Return to Top of Newsletter
New NCWIT Resources
NCWIT unveiled several new resources to help members initiate and carry out plans for reform and outreach:

- NCWIT researchers produced “Gearing Up for Change: Institutional Reform in Undergraduate Computing Programs” to address the components that affect a student’s experience in an undergraduate computing program and conditions that need to be present in order for organizational change to occur.
- We added four new additions to our growing line of Promising Practices: “Snap, Create, and Share with Scratch: An Engaging Way to Introduce Computing,” “Scalable Game Design for Middle School: An Engaging Way to Introduce Computing,” “Military Spouse Reentry Programs: Helping Mid-Career Women Return to Work in IT,” and “Patenting Learning Communities: One Way to Promote Diverse Innovation.”
- “Talking Points” is a new series of resources that provides suggestions for what to tell young women to encourage them to consider a career in IT. The first entry of this series, with a Spanish version coming soon, is a parent resource addressing why young women should consider a career in IT and how they can prepare for it.

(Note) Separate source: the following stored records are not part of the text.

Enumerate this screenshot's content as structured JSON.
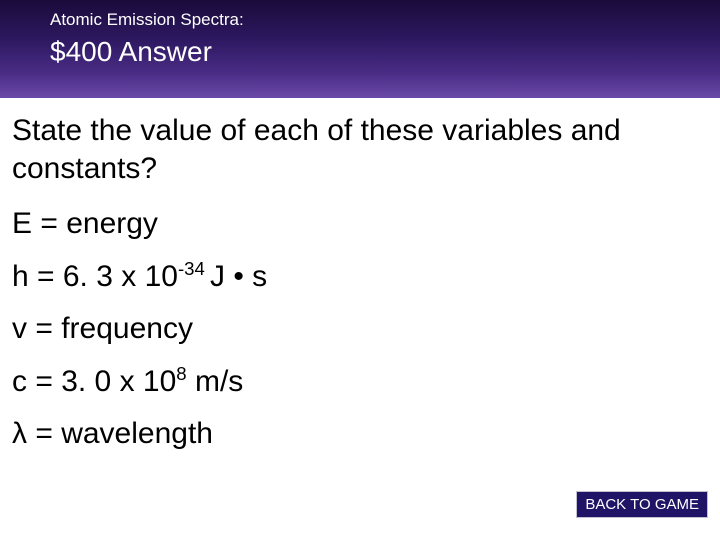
{
  "header": {
    "category": "Atomic Emission Spectra:",
    "amount": "$400 Answer",
    "bg_gradient": [
      "#1a0a3a",
      "#2d1860",
      "#4a2c85",
      "#6b4aa8"
    ],
    "text_color": "#ffffff",
    "category_fontsize": 17,
    "amount_fontsize": 28
  },
  "content": {
    "question": "State the value of each of these variables and constants?",
    "answers": [
      {
        "prefix": "E = ",
        "value": "energy",
        "sup": "",
        "suffix": ""
      },
      {
        "prefix": "h = ",
        "value": "6. 3 x 10",
        "sup": "-34 ",
        "suffix": "J • s"
      },
      {
        "prefix": "v = ",
        "value": "frequency",
        "sup": "",
        "suffix": ""
      },
      {
        "prefix": "c = ",
        "value": "3. 0 x 10",
        "sup": "8",
        "suffix": " m/s"
      },
      {
        "prefix": "λ = ",
        "value": "wavelength",
        "sup": "",
        "suffix": ""
      }
    ],
    "question_fontsize": 30,
    "answer_fontsize": 30,
    "text_color": "#000000",
    "background_color": "#ffffff"
  },
  "button": {
    "label": "BACK TO GAME",
    "bg_color": "#1f1466",
    "text_color": "#ffffff",
    "border_color": "#c0c0d0",
    "fontsize": 15
  }
}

- NCWIT was a research underwriter for “Climbing the Technical Ladder,” a new report from the Anita Borg Institute on mid-level technical women.
- “Evaluating Promising Practices in Informal Information Technology (IT) Education for Girls,” the third phase of a research project conducted with Girl Scouts of the USA and Puget Sound Center for Teaching, Learning, and Technology, uses the results of a survey with over 1,000 women in IT to help determine promising practices for attracting girls to IT.
- Several “in-a-Box” programs are currently in production and will be available at http://www.ncwit.org/boxes in early 2009: Pipeline-in-a-Box: Promoting Advancement of CS/IT Students from Two-Year to Four-Year Institutions; and Pair Programming-in-a-Box: The Power of Collaborative Learning.
- We’ve syndicated the NCWIT Entrepreneurial Heroes podcast series with http://www.w3w3.com and InformIT (owned by Pearson Prentice Hall), which extends the reach of this already-popular NCWIT resource. The NCWIT Entrepreneurial Heroes campaign is a series of magazine-style audio interviews highlighting women entrepreneurs in information technology (IT) careers, sponsored by the NCWIT Entrepreneurial Alliance and the Ewing Marion
Kauffman Foundation. Listen as these successful, creative, and technical
women discuss their lives and their work – how they first get into technology, why they chose to be entrepreneurs, and what advice they would give to young people interested in IT or entrepreneurship. Look for a new entrepreneurial interview series, the NCWIT Entrepreneurial Toolbox, coming soon.
- A new interview series, NCWIT Entrepreneurial Toolbox, promotes fundamental skills of entrepreneurship. This series interviews both men and women about a range of topics critical to entrepreneurial success, such as networking, how to procure funding, writing a business plan, and the importance of failure. Visit http://www.ncwit.org/etoolbox to listen.
Return to Top of Newsletter
New NCWIT Board Members
We welcome several new board members to our NCWIT team, including Phillip Bond, President and CEO, Information Technology Association of America (ITAA); Lisa Brummel, Senior Vice President, Human Resources, Microsoft; Merle Waterman, CFO, OneRiot; Thaddeus Arroyo, Chief Information Officer, AT&T Services, Inc.; and Carol Mosely, Sr. Vice President, Information Systems, Wal-Mart Stores, Inc. For a full listing of NCWIT’s Board of Directors, and to view their bios and photos, visit our website at http://www.ncwit.org/board.
The Board of Directors provides corporate governance, strategic advice, and development assistance. Board members represent academia, industry, policy, and the community. The Board’s functions include: approving the NCWIT annual budget and strategy and operations plans; auditing finance; providing CEO oversight; ensuring legal and ethical integrity; and enhancing NCWIT’s public standing.